Trump stoked these expectations with bold and bombastic proposals, including creating a U.S. Strategic Bitcoin Reserve and prioritizing domestic bitcoin mining. “If crypto is going to define the future, I want it to be mined, minted, and made in the USA,” Trump declared at the Bitcoin 2024 conference. But lofty promises alone won’t satisfy a demanding donor base. As Commissioner Peirce cautioned, effective reform requires more than rhetoric; it demands structured policy frameworks and formal rulemaking under the Administrative Procedure Act (APA). This process involves public input, transparency, and the potential for legal challenges, all of which take time.
So What Can Trump Do?
With legal and procedural constraints in mind, Trump’s administration must explore alternative strategies to implement its crypto agenda.
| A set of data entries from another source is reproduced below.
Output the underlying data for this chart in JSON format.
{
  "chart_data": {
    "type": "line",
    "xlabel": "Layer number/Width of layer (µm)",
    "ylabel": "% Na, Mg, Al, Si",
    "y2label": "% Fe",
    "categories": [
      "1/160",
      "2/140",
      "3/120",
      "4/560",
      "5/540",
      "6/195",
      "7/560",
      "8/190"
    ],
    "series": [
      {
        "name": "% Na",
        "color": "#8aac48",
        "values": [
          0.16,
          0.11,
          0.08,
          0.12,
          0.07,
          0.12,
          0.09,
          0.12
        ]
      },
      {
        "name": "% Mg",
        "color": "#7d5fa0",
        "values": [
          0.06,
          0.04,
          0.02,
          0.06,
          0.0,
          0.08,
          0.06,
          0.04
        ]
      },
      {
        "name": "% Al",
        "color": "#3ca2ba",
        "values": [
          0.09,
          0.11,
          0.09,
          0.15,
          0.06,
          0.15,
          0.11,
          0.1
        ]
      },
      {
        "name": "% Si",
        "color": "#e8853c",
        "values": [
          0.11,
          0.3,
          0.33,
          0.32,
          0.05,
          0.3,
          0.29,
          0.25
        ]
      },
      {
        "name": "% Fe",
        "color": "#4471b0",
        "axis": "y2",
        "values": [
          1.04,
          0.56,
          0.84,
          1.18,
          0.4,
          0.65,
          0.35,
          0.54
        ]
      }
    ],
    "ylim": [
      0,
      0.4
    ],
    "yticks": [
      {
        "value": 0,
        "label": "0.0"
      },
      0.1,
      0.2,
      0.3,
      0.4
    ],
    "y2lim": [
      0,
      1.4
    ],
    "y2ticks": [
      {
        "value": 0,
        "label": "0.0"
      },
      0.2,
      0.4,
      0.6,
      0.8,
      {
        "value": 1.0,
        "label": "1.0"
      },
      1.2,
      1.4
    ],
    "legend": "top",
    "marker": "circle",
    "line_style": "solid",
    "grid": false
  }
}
Appoint Crypto-Friendly Commissioners
As vacancies arise on the SEC, Trump can nominate Commissioners aligned with his vision for the crypto industry. By reshaping the SEC’s internal dynamics, this approach could gradually steer policy in a more industry-friendly direction.
Push Legislative Reforms
Proposals like the SEC Stabilization Act, which would restructure the agency by replacing the Chair role with a bipartisan executive committee, offer a more durable solution. Republican control of Congress would increase the likelihood of such reforms passing.
Promote Regulatory Experimentation
Peirce’s concept of “regulatory sandboxes” could allow crypto firms to innovate under defined conditions without fear of enforcement actions. This approach balances oversight with the flexibility needed for technological advancement.
Promises Versus Process
The crypto industry’s demand for swift action often clashes with the slow realities of governance. Project 2025, the Heritage Foundation’s roadmap for a conservative administration, outlines ambitious goals for Trump’s first 180 days, including reclassifying digital assets as commodities instead of securities. However, achieving such reforms requires significant legislative and administrative coordination, which inherently takes time.
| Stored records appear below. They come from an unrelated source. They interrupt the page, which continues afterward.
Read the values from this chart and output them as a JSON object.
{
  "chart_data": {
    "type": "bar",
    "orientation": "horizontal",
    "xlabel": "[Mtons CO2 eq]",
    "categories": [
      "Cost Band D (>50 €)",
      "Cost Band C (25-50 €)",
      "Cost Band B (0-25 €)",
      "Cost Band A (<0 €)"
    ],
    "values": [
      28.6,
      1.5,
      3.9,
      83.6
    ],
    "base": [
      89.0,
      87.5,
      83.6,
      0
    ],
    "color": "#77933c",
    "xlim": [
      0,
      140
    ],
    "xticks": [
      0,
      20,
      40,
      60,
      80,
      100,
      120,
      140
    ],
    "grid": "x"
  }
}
Similarly, Agenda 47, Trump’s broader policy platform, emphasizes reducing regulatory burdens but offers little detail regarding the SEC. While these frameworks highlight priorities, they lack concrete action plans, leaving much unresolved until Trump takes office.
Even under a unified government, durable regulation through the Administrative Procedure Act (APA) requires agencies like the SEC to solicit public input, consider feedback, and withstand legal scrutiny, often extending timelines beyond the industry’s expectations.
A Moment Of Reckoning
Trump’s promises to fire Gensler and revamp the SEC underscore his brash leadership style but also reveal the constraints of governance. While the crypto industry, emboldened by its record-breaking campaign investments, expects swift results, the incremental nature of regulatory processes may frustrate an industry that is long on bitcoin but short on patience.
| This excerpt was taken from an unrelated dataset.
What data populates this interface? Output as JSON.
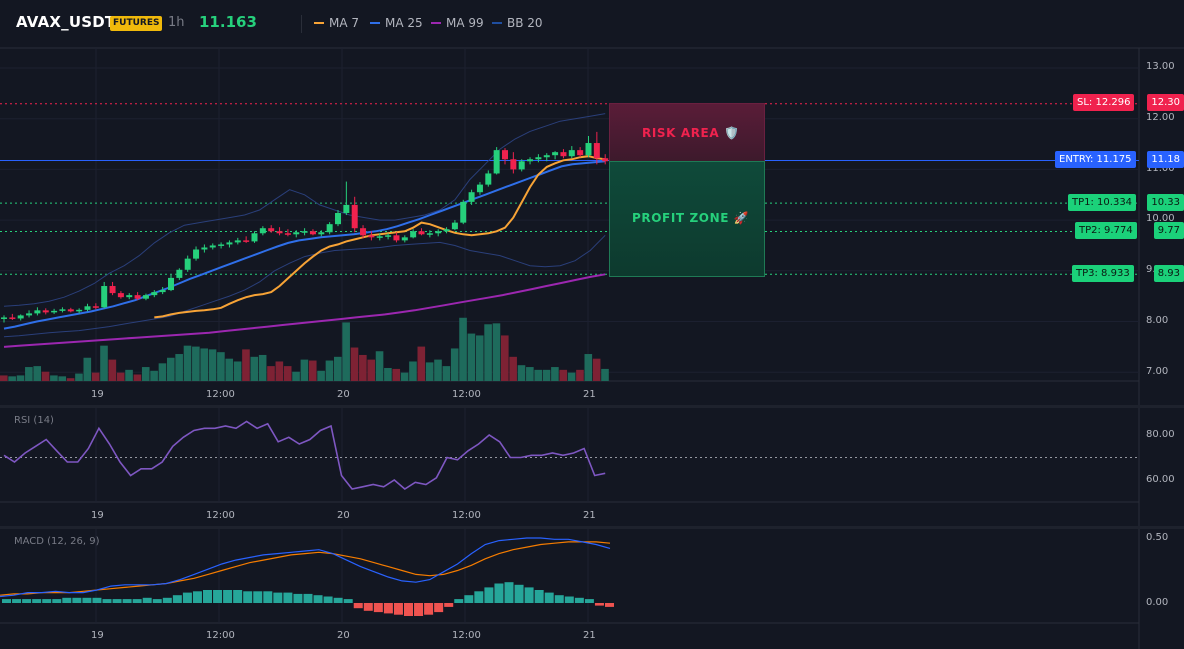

Ultimately, the path forward requires a combination of strategic appointments and legislative collaboration. For Trump, the key lesson is that bold promises must yield to the realities of governance, where lasting change depends on navigating legal and procedural hurdles. For the crypto industry, the takeaway is that while a supportive administration is crucial, enduring progress will be shaped by the processes that turn promises into actionable policy.